Não existe vida cultural fora da leitura. Os leitores criam e recriam a vida constantemente. O que implica dizer que são eles os que ligam e desligam os motores que movimentam as coisas e suas nuances. Logo, são os sujeitos da linguagem articulada aqueles que podem mudar e podem ser mudados pelo ato de instituir sentidos no universo social e histórico em que vivem. Todos nós somos leitores, pois construímos e desconstruímos significados desde o momento em que nos damos conta de que existimos. Somos nós, no instante em que acreditamos e não acreditamos, tencionamos e não tencionamos, dizemos e não dizemos. Somos leitores, mesmo se não formos alfabetizados, mas sendo alfabetizados, somos leitores mais amplos: é que somos capazes de dialogar com redes significativas verbais grafadas, redes combinatórias de grafemas e fonemas, de letras e sons, de palavras e sentidos. Logo quem lê, sendo alfabetizado, tem mais chances de mudar a vida instituída a partir do verbo escrito, de alterar propostas e promover proposições novas. O leitor é um propositor. Eu diria que ele é um provocador. A leitura pode fazer provocadores de vida. Estes são, no nosso entendimento, as pessoas críticas, criativas e cuidadosas. Críticas, porque não são necessariamente alienadas, não aceitam o real de modo quieto e adequado, de forma acomodada e pouco incomodada. Criativas, porque amam o novo, são neófilos, são pessoas que recusam o “já dito” e buscam incessantemente a inovação. Cuidadosas, porque conseguem uma espécie de empatia com o outro, evitando excluir, rejeitar, e recusar o diálogo saudável com as diferenças e as identidades transitórias. Lendo, desde todo o sempre, fizemos a história de nossas culturas, de nossos tempos, de nossas reflexões. Lendo, revemos o que vemos e vemos o que revemos, num processo alimentador e retroalimentador constante sobre o que dissemos ontem, hoje, e o que diremos amanhã. Lendo, inventamos, e repudiamos os absurdos, acolhemos as proposições e não aderimos aos que nos desagradam. Lendo, colocamo-nos.

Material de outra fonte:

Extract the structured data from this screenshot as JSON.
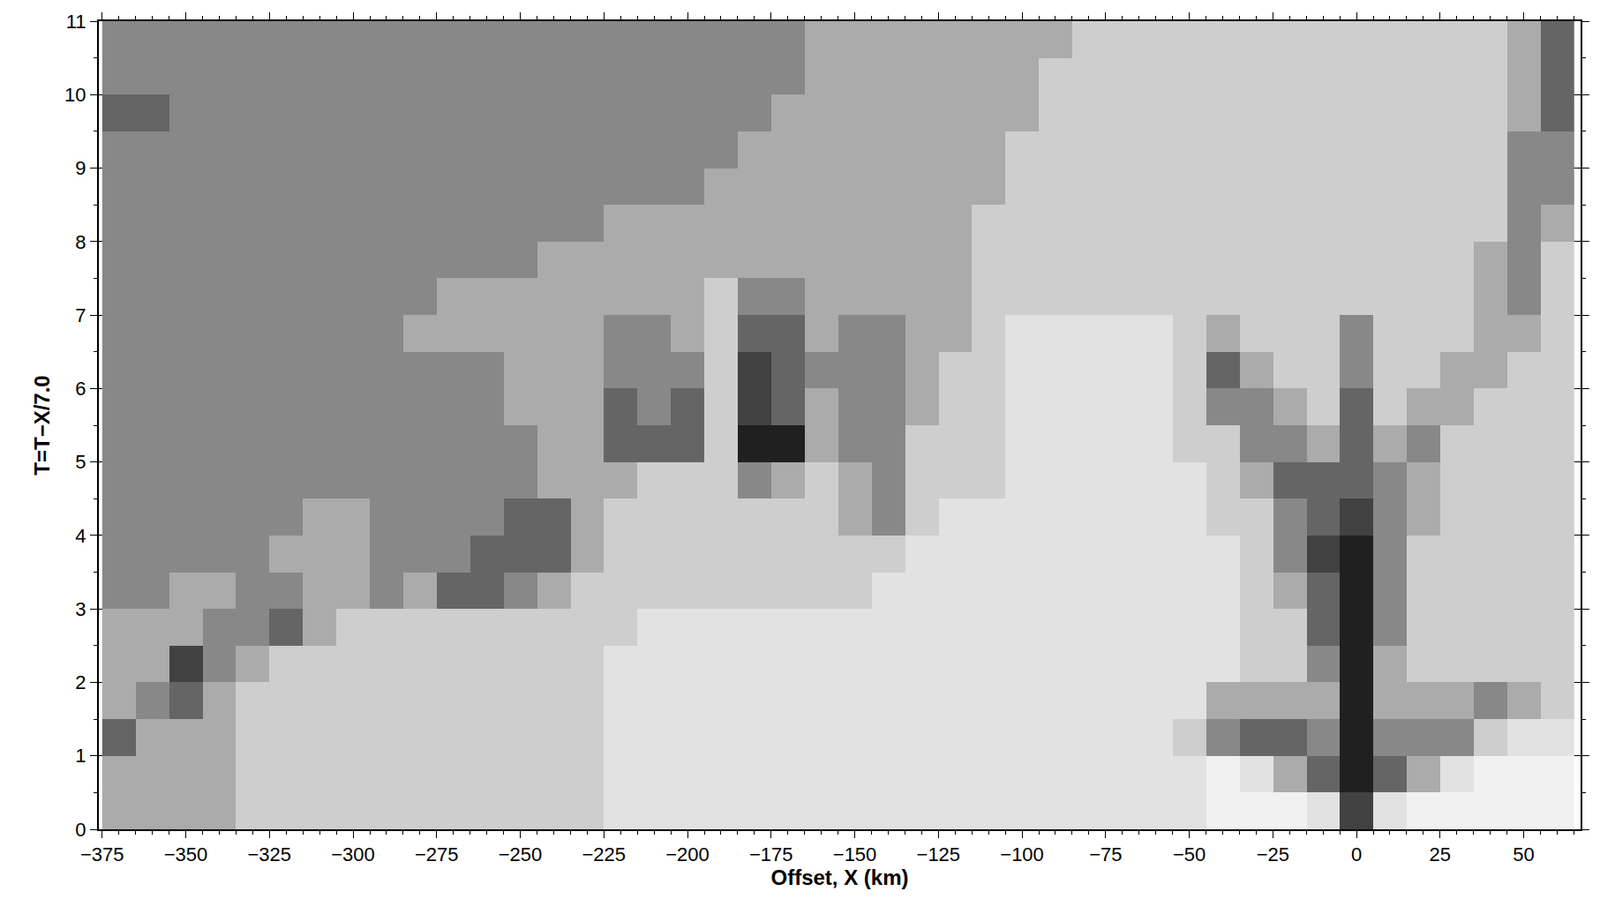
{
  "chart_data": {
    "type": "heatmap",
    "x_label": "Offset, X (km)",
    "y_label": "T=T−X/7.0",
    "xlim": [
      -376,
      67
    ],
    "ylim": [
      0,
      11
    ],
    "xticks": [
      {
        "value": -375,
        "label": "−375"
      },
      {
        "value": -350,
        "label": "−350"
      },
      {
        "value": -325,
        "label": "−325"
      },
      {
        "value": -300,
        "label": "−300"
      },
      {
        "value": -275,
        "label": "−275"
      },
      {
        "value": -250,
        "label": "−250"
      },
      {
        "value": -225,
        "label": "−225"
      },
      {
        "value": -200,
        "label": "−200"
      },
      {
        "value": -175,
        "label": "−175"
      },
      {
        "value": -150,
        "label": "−150"
      },
      {
        "value": -125,
        "label": "−125"
      },
      {
        "value": -100,
        "label": "−100"
      },
      {
        "value": -75,
        "label": "−75"
      },
      {
        "value": -50,
        "label": "−50"
      },
      {
        "value": -25,
        "label": "−25"
      },
      0,
      25,
      50
    ],
    "yticks": [
      0,
      1,
      2,
      3,
      4,
      5,
      6,
      7,
      8,
      9,
      10,
      11
    ],
    "grid": "y",
    "x": [
      -370,
      -360,
      -350,
      -340,
      -330,
      -320,
      -310,
      -300,
      -290,
      -280,
      -270,
      -260,
      -250,
      -240,
      -230,
      -220,
      -210,
      -200,
      -190,
      -180,
      -170,
      -160,
      -150,
      -140,
      -130,
      -120,
      -110,
      -100,
      -90,
      -80,
      -70,
      -60,
      -50,
      -40,
      -30,
      -20,
      -10,
      0,
      10,
      20,
      30,
      40,
      50,
      60
    ],
    "y": [
      0.25,
      0.75,
      1.25,
      1.75,
      2.25,
      2.75,
      3.25,
      3.75,
      4.25,
      4.75,
      5.25,
      5.75,
      6.25,
      6.75,
      7.25,
      7.75,
      8.25,
      8.75,
      9.25,
      9.75,
      10.25,
      10.75
    ],
    "zlim": [
      0,
      9
    ],
    "cells": [
      [
        4,
        4,
        4,
        4,
        3,
        3,
        3,
        3,
        3,
        3,
        3,
        3,
        3,
        3,
        3,
        2,
        2,
        2,
        2,
        2,
        2,
        2,
        2,
        2,
        2,
        2,
        2,
        2,
        2,
        2,
        2,
        2,
        2,
        1,
        1,
        1,
        2,
        7,
        2,
        1,
        1,
        1,
        1,
        1
      ],
      [
        4,
        4,
        4,
        4,
        3,
        3,
        3,
        3,
        3,
        3,
        3,
        3,
        3,
        3,
        3,
        2,
        2,
        2,
        2,
        2,
        2,
        2,
        2,
        2,
        2,
        2,
        2,
        2,
        2,
        2,
        2,
        2,
        2,
        1,
        2,
        4,
        6,
        8,
        6,
        4,
        2,
        1,
        1,
        1
      ],
      [
        6,
        4,
        4,
        4,
        3,
        3,
        3,
        3,
        3,
        3,
        3,
        3,
        3,
        3,
        3,
        2,
        2,
        2,
        2,
        2,
        2,
        2,
        2,
        2,
        2,
        2,
        2,
        2,
        2,
        2,
        2,
        2,
        3,
        5,
        6,
        6,
        5,
        8,
        5,
        5,
        5,
        3,
        2,
        2
      ],
      [
        4,
        5,
        6,
        4,
        3,
        3,
        3,
        3,
        3,
        3,
        3,
        3,
        3,
        3,
        3,
        2,
        2,
        2,
        2,
        2,
        2,
        2,
        2,
        2,
        2,
        2,
        2,
        2,
        2,
        2,
        2,
        2,
        2,
        4,
        4,
        4,
        4,
        8,
        4,
        4,
        4,
        5,
        4,
        3
      ],
      [
        4,
        4,
        7,
        5,
        4,
        3,
        3,
        3,
        3,
        3,
        3,
        3,
        3,
        3,
        3,
        2,
        2,
        2,
        2,
        2,
        2,
        2,
        2,
        2,
        2,
        2,
        2,
        2,
        2,
        2,
        2,
        2,
        2,
        2,
        3,
        3,
        5,
        8,
        4,
        3,
        3,
        3,
        3,
        3
      ],
      [
        4,
        4,
        4,
        5,
        5,
        6,
        4,
        3,
        3,
        3,
        3,
        3,
        3,
        3,
        3,
        3,
        2,
        2,
        2,
        2,
        2,
        2,
        2,
        2,
        2,
        2,
        2,
        2,
        2,
        2,
        2,
        2,
        2,
        2,
        3,
        3,
        6,
        8,
        5,
        3,
        3,
        3,
        3,
        3
      ],
      [
        5,
        5,
        4,
        4,
        5,
        5,
        4,
        4,
        5,
        4,
        6,
        6,
        5,
        4,
        3,
        3,
        3,
        3,
        3,
        3,
        3,
        3,
        3,
        2,
        2,
        2,
        2,
        2,
        2,
        2,
        2,
        2,
        2,
        2,
        3,
        4,
        6,
        8,
        5,
        3,
        3,
        3,
        3,
        3
      ],
      [
        5,
        5,
        5,
        5,
        5,
        4,
        4,
        4,
        5,
        5,
        5,
        6,
        6,
        6,
        4,
        3,
        3,
        3,
        3,
        3,
        3,
        3,
        3,
        3,
        2,
        2,
        2,
        2,
        2,
        2,
        2,
        2,
        2,
        2,
        3,
        5,
        7,
        8,
        5,
        3,
        3,
        3,
        3,
        3
      ],
      [
        5,
        5,
        5,
        5,
        5,
        5,
        4,
        4,
        5,
        5,
        5,
        5,
        6,
        6,
        4,
        3,
        3,
        3,
        3,
        3,
        3,
        3,
        4,
        5,
        3,
        2,
        2,
        2,
        2,
        2,
        2,
        2,
        2,
        3,
        3,
        5,
        6,
        7,
        5,
        4,
        3,
        3,
        3,
        3
      ],
      [
        5,
        5,
        5,
        5,
        5,
        5,
        5,
        5,
        5,
        5,
        5,
        5,
        5,
        4,
        4,
        4,
        3,
        3,
        3,
        5,
        4,
        3,
        4,
        5,
        3,
        3,
        3,
        2,
        2,
        2,
        2,
        2,
        2,
        3,
        4,
        6,
        6,
        6,
        5,
        4,
        3,
        3,
        3,
        3
      ],
      [
        5,
        5,
        5,
        5,
        5,
        5,
        5,
        5,
        5,
        5,
        5,
        5,
        5,
        4,
        4,
        6,
        6,
        6,
        3,
        8,
        8,
        4,
        5,
        5,
        3,
        3,
        3,
        2,
        2,
        2,
        2,
        2,
        3,
        3,
        5,
        5,
        4,
        6,
        4,
        5,
        3,
        3,
        3,
        3
      ],
      [
        5,
        5,
        5,
        5,
        5,
        5,
        5,
        5,
        5,
        5,
        5,
        5,
        4,
        4,
        4,
        6,
        5,
        6,
        3,
        7,
        6,
        4,
        5,
        5,
        4,
        3,
        3,
        2,
        2,
        2,
        2,
        2,
        3,
        5,
        5,
        4,
        3,
        6,
        3,
        4,
        4,
        3,
        3,
        3
      ],
      [
        5,
        5,
        5,
        5,
        5,
        5,
        5,
        5,
        5,
        5,
        5,
        5,
        4,
        4,
        4,
        5,
        5,
        5,
        3,
        7,
        6,
        5,
        5,
        5,
        4,
        3,
        3,
        2,
        2,
        2,
        2,
        2,
        3,
        6,
        4,
        3,
        3,
        5,
        3,
        3,
        4,
        4,
        3,
        3
      ],
      [
        5,
        5,
        5,
        5,
        5,
        5,
        5,
        5,
        5,
        4,
        4,
        4,
        4,
        4,
        4,
        5,
        5,
        4,
        3,
        6,
        6,
        4,
        5,
        5,
        4,
        4,
        3,
        2,
        2,
        2,
        2,
        2,
        3,
        4,
        3,
        3,
        3,
        5,
        3,
        3,
        3,
        4,
        4,
        3
      ],
      [
        5,
        5,
        5,
        5,
        5,
        5,
        5,
        5,
        5,
        5,
        4,
        4,
        4,
        4,
        4,
        4,
        4,
        4,
        3,
        5,
        5,
        4,
        4,
        4,
        4,
        4,
        3,
        3,
        3,
        3,
        3,
        3,
        3,
        3,
        3,
        3,
        3,
        3,
        3,
        3,
        3,
        4,
        5,
        3
      ],
      [
        5,
        5,
        5,
        5,
        5,
        5,
        5,
        5,
        5,
        5,
        5,
        5,
        5,
        4,
        4,
        4,
        4,
        4,
        4,
        4,
        4,
        4,
        4,
        4,
        4,
        4,
        3,
        3,
        3,
        3,
        3,
        3,
        3,
        3,
        3,
        3,
        3,
        3,
        3,
        3,
        3,
        4,
        5,
        3
      ],
      [
        5,
        5,
        5,
        5,
        5,
        5,
        5,
        5,
        5,
        5,
        5,
        5,
        5,
        5,
        5,
        4,
        4,
        4,
        4,
        4,
        4,
        4,
        4,
        4,
        4,
        4,
        3,
        3,
        3,
        3,
        3,
        3,
        3,
        3,
        3,
        3,
        3,
        3,
        3,
        3,
        3,
        3,
        5,
        4
      ],
      [
        5,
        5,
        5,
        5,
        5,
        5,
        5,
        5,
        5,
        5,
        5,
        5,
        5,
        5,
        5,
        5,
        5,
        5,
        4,
        4,
        4,
        4,
        4,
        4,
        4,
        4,
        4,
        3,
        3,
        3,
        3,
        3,
        3,
        3,
        3,
        3,
        3,
        3,
        3,
        3,
        3,
        3,
        5,
        5
      ],
      [
        5,
        5,
        5,
        5,
        5,
        5,
        5,
        5,
        5,
        5,
        5,
        5,
        5,
        5,
        5,
        5,
        5,
        5,
        5,
        4,
        4,
        4,
        4,
        4,
        4,
        4,
        4,
        3,
        3,
        3,
        3,
        3,
        3,
        3,
        3,
        3,
        3,
        3,
        3,
        3,
        3,
        3,
        5,
        5
      ],
      [
        6,
        6,
        5,
        5,
        5,
        5,
        5,
        5,
        5,
        5,
        5,
        5,
        5,
        5,
        5,
        5,
        5,
        5,
        5,
        5,
        4,
        4,
        4,
        4,
        4,
        4,
        4,
        4,
        3,
        3,
        3,
        3,
        3,
        3,
        3,
        3,
        3,
        3,
        3,
        3,
        3,
        3,
        4,
        6
      ],
      [
        5,
        5,
        5,
        5,
        5,
        5,
        5,
        5,
        5,
        5,
        5,
        5,
        5,
        5,
        5,
        5,
        5,
        5,
        5,
        5,
        5,
        4,
        4,
        4,
        4,
        4,
        4,
        4,
        3,
        3,
        3,
        3,
        3,
        3,
        3,
        3,
        3,
        3,
        3,
        3,
        3,
        3,
        4,
        6
      ],
      [
        5,
        5,
        5,
        5,
        5,
        5,
        5,
        5,
        5,
        5,
        5,
        5,
        5,
        5,
        5,
        5,
        5,
        5,
        5,
        5,
        5,
        4,
        4,
        4,
        4,
        4,
        4,
        4,
        4,
        3,
        3,
        3,
        3,
        3,
        3,
        3,
        3,
        3,
        3,
        3,
        3,
        3,
        4,
        6
      ]
    ]
  }
}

Não importa se livro, se filme, se música, se imagem, se pouco, se muito, se só, se acompanhado; sempre que lemos, estamos numa dinâmica complexa, provocativa e reflexiva. É essencial que nos reconheçamos leitores, com vistas a reconhecermo-nos incompletos e capazes, capazes de alterar a existência e de fazer dela aquilo que queremos, que podemos, que possivelmente pensamos passível de realizações. A leitura muda a vida e ela é mudada porque lemos: é isso.